Après 29 ans à la tête de l'Égypte, Hosni Moubarak a démissionné vendredi de la présidence et a transféré les pouvoirs aux forces armées, pliant face à une vague historique de manifestations qui ont mobilisé ces 18 derniers jours des centaines de milliers de personnes réclamant la démocratie.
Devant le palais présidentiel au Caire, la foule scandait "le peuple a chassé le président".
Dans le centre du Caire, la foule sur la place de la Libération (Tahrir) a explosé de joie, accueillant cette nouvelle par un concert de klaxons. Les centaines de milliers de manifestants agitaient des drapeaux égyptiens et tiraient des coups de feu en l'air pour célébrer cette annonce.
Hosni Moubarak avait tenté de s'accrocher au pouvoir.

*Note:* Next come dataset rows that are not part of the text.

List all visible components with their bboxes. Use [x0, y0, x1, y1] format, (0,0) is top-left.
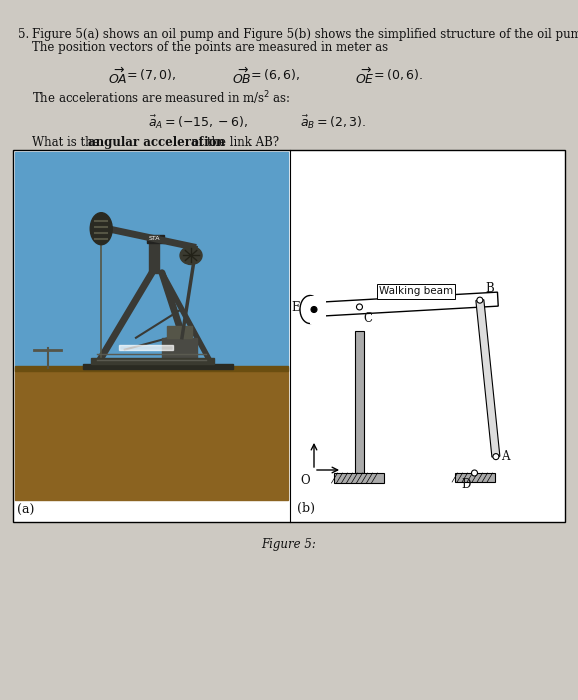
- Bar: [13, 150, 565, 522]
- Ellipse shape: [300, 295, 320, 323]
- Text: $= (6,6),$: $= (6,6),$: [248, 67, 300, 82]
- Text: $= (0,6).$: $= (0,6).$: [371, 67, 423, 82]
- Bar: [83, 364, 234, 369]
- Text: Walking beam: Walking beam: [379, 286, 453, 297]
- Bar: [15, 368, 288, 500]
- Bar: [310, 295, 326, 323]
- Bar: [91, 358, 214, 364]
- Circle shape: [477, 297, 483, 303]
- Bar: [149, 243, 159, 273]
- Ellipse shape: [90, 213, 112, 245]
- Text: The position vectors of the points are measured in meter as: The position vectors of the points are m…: [32, 41, 388, 54]
- Text: (b): (b): [297, 502, 315, 515]
- Text: A: A: [501, 450, 509, 463]
- Bar: [147, 234, 164, 243]
- Circle shape: [311, 307, 317, 312]
- Text: $\vec{a}_A = (-15,-6),$: $\vec{a}_A = (-15,-6),$: [148, 114, 248, 132]
- Text: angular acceleration: angular acceleration: [88, 136, 225, 149]
- Text: $\vec{a}_B = (2,3).$: $\vec{a}_B = (2,3).$: [300, 114, 366, 132]
- Text: O: O: [301, 474, 310, 487]
- Text: $\overrightarrow{OE}$: $\overrightarrow{OE}$: [355, 67, 375, 87]
- Bar: [454, 473, 495, 482]
- Text: D: D: [461, 478, 470, 491]
- Text: 5.: 5.: [18, 28, 29, 41]
- Bar: [15, 152, 288, 368]
- Text: STA: STA: [148, 236, 160, 241]
- Bar: [335, 473, 384, 483]
- Bar: [355, 331, 364, 473]
- Text: $= (7,0),$: $= (7,0),$: [124, 67, 176, 82]
- Ellipse shape: [180, 246, 202, 265]
- Text: $\overrightarrow{OA}$: $\overrightarrow{OA}$: [108, 67, 128, 87]
- Text: (a): (a): [17, 504, 34, 517]
- Text: Figure 5(a) shows an oil pump and Figure 5(b) shows the simplified structure of : Figure 5(a) shows an oil pump and Figure…: [32, 28, 578, 41]
- Polygon shape: [314, 292, 498, 316]
- Text: E: E: [291, 301, 300, 314]
- Bar: [15, 366, 288, 371]
- Circle shape: [493, 454, 499, 460]
- Text: C: C: [364, 312, 372, 325]
- Text: Figure 5:: Figure 5:: [262, 538, 316, 551]
- Bar: [118, 345, 173, 350]
- Text: B: B: [485, 282, 494, 295]
- Text: What is the: What is the: [32, 136, 103, 149]
- Circle shape: [357, 304, 362, 310]
- Bar: [162, 338, 197, 366]
- Circle shape: [472, 470, 477, 476]
- Polygon shape: [476, 300, 500, 457]
- Text: $\overrightarrow{OB}$: $\overrightarrow{OB}$: [232, 67, 251, 87]
- Bar: [294, 152, 563, 520]
- Bar: [167, 326, 192, 338]
- Text: The accelerations are measured in m/s$^2$ as:: The accelerations are measured in m/s$^2…: [32, 89, 291, 106]
- Text: of the link AB?: of the link AB?: [188, 136, 279, 149]
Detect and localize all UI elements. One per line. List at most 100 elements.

Jeudi soir, il avait transféré une partie de ses prérogatives à son vice-président Omar Souleimane, tout en conservant son titre de président. Déçus, les manifestants sont descendus en masse dans les rues des grandes villes d'Égypte vendredi, demandant à l'armée d'intervenir pour l'évincer.
Durant la journée, des foules ont marché sur les palais présidentiels au Caire et à Alexandrie. Des contestataires ont assiégé le bâtiment de la télévision d'État dans la capitale.
C'était la journée de mobilisation la plus massive depuis le 25 janvier. Le mouvement lancé par de jeunes activistes sur Internet a été progressivement rejoint par différentes couches de la population égyptienne, remontée contre l'autoritarisme du régime et sa corruption.
C'est le vice-président Omar Souleimane qui a fait l'annonce à la télévision nationale de la démission de M. Moubarak. Dans une brève allocution tout juste après la tombée de la nuit, M. Souleimane a dit qu'en ces circonstances difficiles, le président Moubarak avait décidé de quitter son poste de président. Il a ajouté qu'il confiait au Conseil suprême des forces armées la direction des affaires de l'État.
Reste maintenant à savoir comment l'armée, l'institution la plus puissante d'Égypte, pilotera cette transition. Un peu plus tôt vendredi, elle a promis de veiller à ce que les réformes promises soient mises en oeuvre.
Dans un communiqué, le Conseil suprême des forces armées assure que l'état d'urgence, en place depuis 1981, sera levé dès la fin des manifestations. Il promet qu'il n'y aura pas de représailles contre les manifestants et appelle à la reprise des services publics pour un retour à la normale.
Abdel-Rahman Samir, l'un des jeunes organisateurs de la contestation, explique que des négociations vont s'ouvrir avec l'armée au sujet des réformes démocratiques mais estime que la mobilisation doit se poursuivre tant qu'il n'y aura pas de concret.
L'opposant politique et prix Nobel de la Paix, Mohamed ElBaradeï, a affirmé que c'était le plus beau jour de sa vie. En entrevue à l'Associated Press, il a déclaré que le pays a été libéré de décennies de répression. Il a dit espérer une "belle" transition.
Le vice-président américain Joe Biden a déclaré vendredi qu'il s'agissait d'un jour "historique". Quant au président, Barack Obama, il a appris la nouvelle lors d'une réunion à la Maison-Blanche. Il devrait réagir publiquement en début d'après-midi, à 13h30.
Par ailleurs, l'Union européenne a salué le courage des manifestants pro-démocratie qui ont forcé la démission du président.